Palavras-chave: jogos digitais, educação crítica, novos letramentos


Em suma, é um trabalho relacionado à como é possível detectar e, a partir disso, subverter, os padrões e os discursos estabelecidos em jogos produzidos pela indústria cultural. Afinal, não se pode pensar apenas na criação de jogos indepententes, plenos de reflexão política para gerar um pensamento crítico. É necessário também apropriar-se do que existe da cultura dominante de jogos e destrinchar, desconstruir, subverter, para que existam ainda mais espaços propícios para esse tipo de reflexão social.

sexta-feira, 18 de abril de 2008

O "manifesto scratchware", parte II, traduzido

Tive a feliz surpresa de o próprio autor da tradução da primeira parte do Manifesto Scratchware - Janos Biro - comentar aqui no blog e anunciar que já realizou a segunda parte da tradução.

Para quem não acompanhou o post anterior sobre o assunto, o Manifesto é uma jóia rara para a cultura gamer. Primeiro, por conta de ser um importante (além de ser um dos primeiros, quiçá, um dos únicos) registros de modos de se pensar jogos politicamente, frente uma inércia existente na produção de jogos com relação à demanda do mercado. Em segundo, pelo próprio interesse do manifesto (e do site que o hospeda, Home of The Underdogs) em valorizar a criatividade e o trabalho artístico dos jogos, e, ainda, a experimentação, a transformação - postura que coaduna com os princípios desse meu blog.

Agora, além de termos acesso, em português, à primeira parte do manifesto, pode-se conferir (e vale muito a pena) a segunda parte, também já traduzida.

Para "sentirem", de antemão, a postura dos autores do manifesto, segue um pequeno, mas representativo trecho:


"Já pensou porque a Exxon, a Microsfot, a Monsanto e todos os seus amigos fazem tantos comerciais sobre o quanto eles são bons? É porque eles tem que esconder a verdade de nós.
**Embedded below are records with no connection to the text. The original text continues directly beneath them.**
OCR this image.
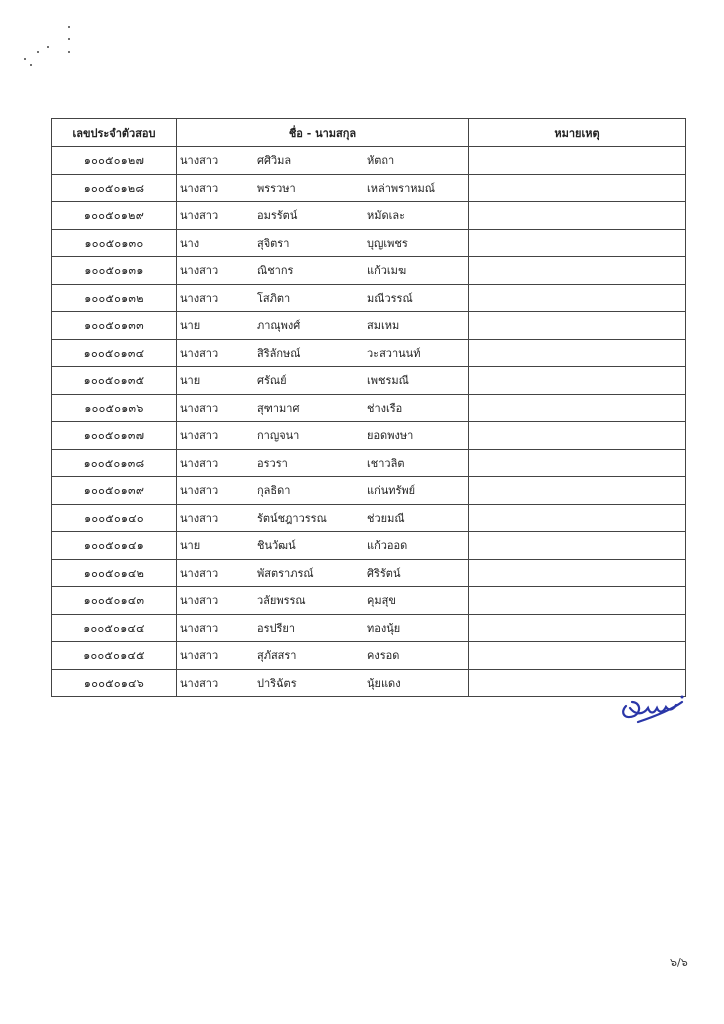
เลขประจำตัวสอบ	ชื่อ - นามสกุล	หมายเหตุ
๑๐๐๕๐๑๒๗	นางสาว ศศิวิมล หัตถา	

๑๐๐๕๐๑๒๘	นางสาว พรรวษา เหล่าพราหมณ์	

๑๐๐๕๐๑๒๙	นางสาว อมรรัตน์ หมัดเละ	

๑๐๐๕๐๑๓๐	นาง สุจิตรา บุญเพชร	

๑๐๐๕๐๑๓๑	นางสาว ณิชากร แก้วเมฆ	

๑๐๐๕๐๑๓๒	นางสาว โสภิตา มณีวรรณ์	

๑๐๐๕๐๑๓๓	นาย ภาณุพงศ์ สมเหม	

๑๐๐๕๐๑๓๔	นางสาว สิริลักษณ์ วะสวานนท์	

๑๐๐๕๐๑๓๕	นาย ศรัณย์ เพชรมณี	

๑๐๐๕๐๑๓๖	นางสาว สุฑามาศ ช่างเรือ	

๑๐๐๕๐๑๓๗	นางสาว กาญจนา ยอดพงษา	

๑๐๐๕๐๑๓๘	นางสาว อรวรา เชาวลิต	

๑๐๐๕๐๑๓๙	นางสาว กุลธิดา แก่นทรัพย์	

๑๐๐๕๐๑๔๐	นางสาว รัตน์ชฎาวรรณ ช่วยมณี	

๑๐๐๕๐๑๔๑	นาย ชินวัฒน์ แก้วออด	

๑๐๐๕๐๑๔๒	นางสาว พัสตราภรณ์ ศิริรัตน์	

๑๐๐๕๐๑๔๓	นางสาว วลัยพรรณ คุมสุข	

๑๐๐๕๐๑๔๔	นางสาว อรปรียา ทองนุ้ย	

๑๐๐๕๐๑๔๕	นางสาว สุภัสสรา คงรอด	

๑๐๐๕๐๑๔๖	นางสาว ปาริฉัตร นุ้ยแดง	

๖/๖
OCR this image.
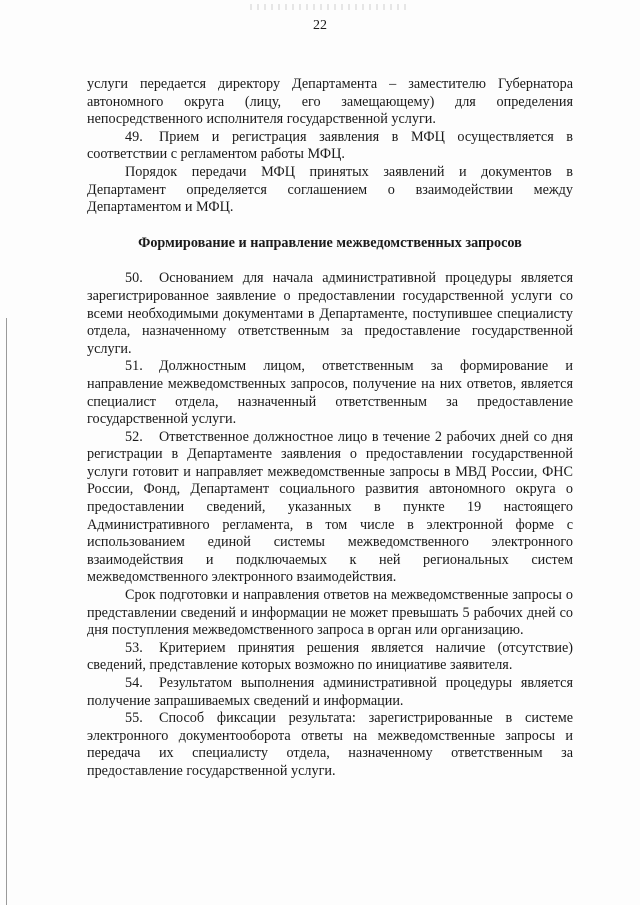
22

услуги передается директору Департамента – заместителю Губернатора автономного округа (лицу, его замещающему) для определения непосредственного исполнителя государственной услуги.

49. Прием и регистрация заявления в МФЦ осуществляется в соответствии с регламентом работы МФЦ.

Порядок передачи МФЦ принятых заявлений и документов в Департамент определяется соглашением о взаимодействии между Департаментом и МФЦ.

Формирование и направление межведомственных запросов

50. Основанием для начала административной процедуры является зарегистрированное заявление о предоставлении государственной услуги со всеми необходимыми документами в Департаменте, поступившее специалисту отдела, назначенному ответственным за предоставление государственной услуги.

51. Должностным лицом, ответственным за формирование и направление межведомственных запросов, получение на них ответов, является специалист отдела, назначенный ответственным за предоставление государственной услуги.

52. Ответственное должностное лицо в течение 2 рабочих дней со дня регистрации в Департаменте заявления о предоставлении государственной услуги готовит и направляет межведомственные запросы в МВД России, ФНС России, Фонд, Департамент социального развития автономного округа о предоставлении сведений, указанных в пункте 19 настоящего Административного регламента, в том числе в электронной форме с использованием единой системы межведомственного электронного взаимодействия и подключаемых к ней региональных систем межведомственного электронного взаимодействия.

Срок подготовки и направления ответов на межведомственные запросы о представлении сведений и информации не может превышать 5 рабочих дней со дня поступления межведомственного запроса в орган или организацию.

53. Критерием принятия решения является наличие (отсутствие) сведений, представление которых возможно по инициативе заявителя.

54. Результатом выполнения административной процедуры является получение запрашиваемых сведений и информации.

55. Способ фиксации результата: зарегистрированные в системе электронного документооборота ответы на межведомственные запросы и передача их специалисту отдела, назначенному ответственным за предоставление государственной услуги.
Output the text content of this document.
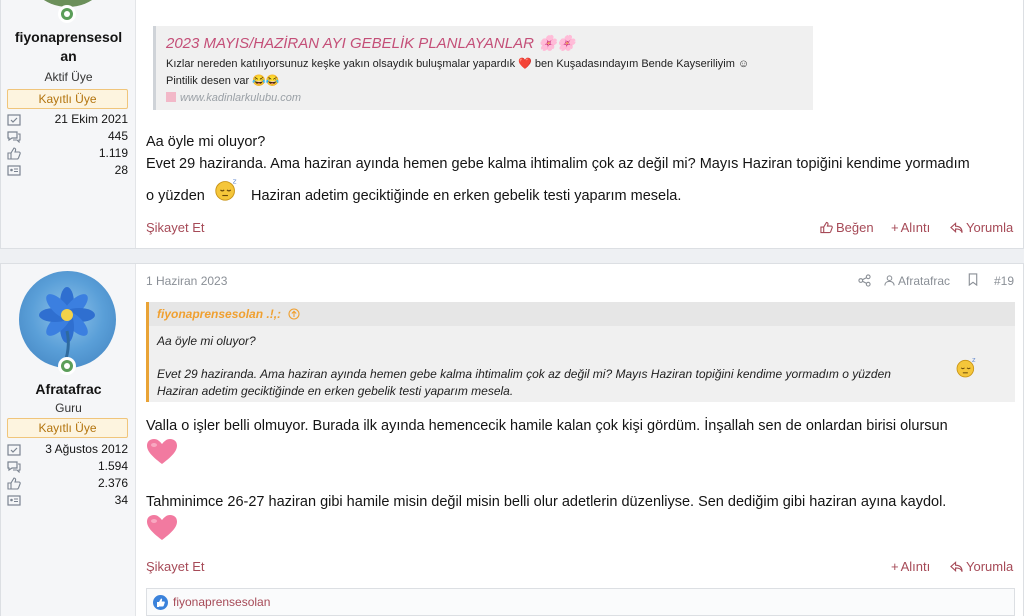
fiyonaprensesol
an
Aktif Üye
Kayıtlı Üye
21 Ekim 2021
445
1.119
28
2023 MAYIS/HAZİRAN AYI GEBELİK PLANLAYANLAR 🌸🌸
Kızlar nereden katılıyorsunuz keşke yakın olsaydık buluşmalar yapardık ❤️ ben Kuşadasındayım Bende Kayseriliyim ☺
Pintilik desen var 😂😂
www.kadinlarkulubu.com
Aa öyle mi oluyor?
Evet 29 haziranda. Ama haziran ayında hemen gebe kalma ihtimalim çok az değil mi? Mayıs Haziran topiğini kendime yormadım
o yüzden
z
Haziran adetim geciktiğinde en erken gebelik testi yaparım mesela.
Şikayet Et	Beğen + Alıntı	Yorumla
Afratafrac
Guru
Kayıtlı Üye
3 Ağustos 2012
1.594
2.376
34
1 Haziran 2023	Afratafrac	#19
fiyonaprensesolan .!,:
Aa öyle mi oluyor?
Evet 29 haziranda. Ama haziran ayında hemen gebe kalma ihtimalim çok az değil mi? Mayıs Haziran topiğini kendime yormadım o yüzden
Haziran adetim geciktiğinde en erken gebelik testi yaparım mesela.
z
Valla o işler belli olmuyor. Burada ilk ayında hemencecik hamile kalan çok kişi gördüm. İnşallah sen de onlardan birisi olursun
Tahminimce 26-27 haziran gibi hamile misin değil misin belli olur adetlerin düzenliyse. Sen dediğim gibi haziran ayına kaydol.
Şikayet Et	+ Alıntı	Yorumla
fiyonaprensesolan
Vampiros controlam o mundo, em forma de corporações.
[...]Então a indústria de jogos foi pega por este esquema. A grande quantidade de sangue, quer dizer, capital, que é requerida para fazer um jogo hoje significa que mais e mais grupos pequenos de desenvolvedores são forçados a se juntarem à grandes corporações. Ao mesmo tempo, as condições de trabalho só pioram. Palestras de incentivo e motivação são cada vez mais comuns. Lavagem cerebral para fazer os escravos amarem seus mestres vampiros com cada vez mais dedicação."

segunda-feira, 14 de abril de 2008

Jogos críticos x Jogos bons

No almoço que antecedeu a defesa de meu mestrado, em fevereiro, deu-se uma cena que ficou gravada em minha memória. Estávamos, eu e familiares, num restaurante vegetariano, alternativo, ou algo assim. Daqueles que não tem carne, mas que tem bastante fritura e tempero, com uma leve pitada de culiária oriental.

Pois bem, minha mãe experimenta uma torta de batatas e carne de soja. Logo que vou pegar meu segundo prato, pergunto qual o gosto dessa torta, para ver se compensa eu comê-la. Ao que responde minha mãe:

- Ah, é boa. Levando em conta que é de soja, está gostosa.

***

Essa pequena anedota ilustra um certo posicionamento que, julgo, deve ser a todo custo evitado ao se avaliar algum produto ou artefato. Algo como agregar, de antemão, um valor a mais a um filme mediano por conta dele "ser baseado em fatos reais". E daí? É um filme, ainda, e deve ser analisado como tal.

Temo muito, dentro dessa tentativa de divulgar, exaltar, defender a criação de jogos sérios e, principalmente, de jogos críticos, que se tenha uma certa "clemência" por jogos com "boas intenções", mas que, por um motivo ou outro, fiquem muito aquém do que um jogador pode esperar de um jogo. Externo essa minha preocupação, latente há muito tempo, por conta de uma análise particular do jogo "Deliver the Net" e também pela análise sobre esse mesmo jogo realizada por Ian Bogost no site Water Cooler Games.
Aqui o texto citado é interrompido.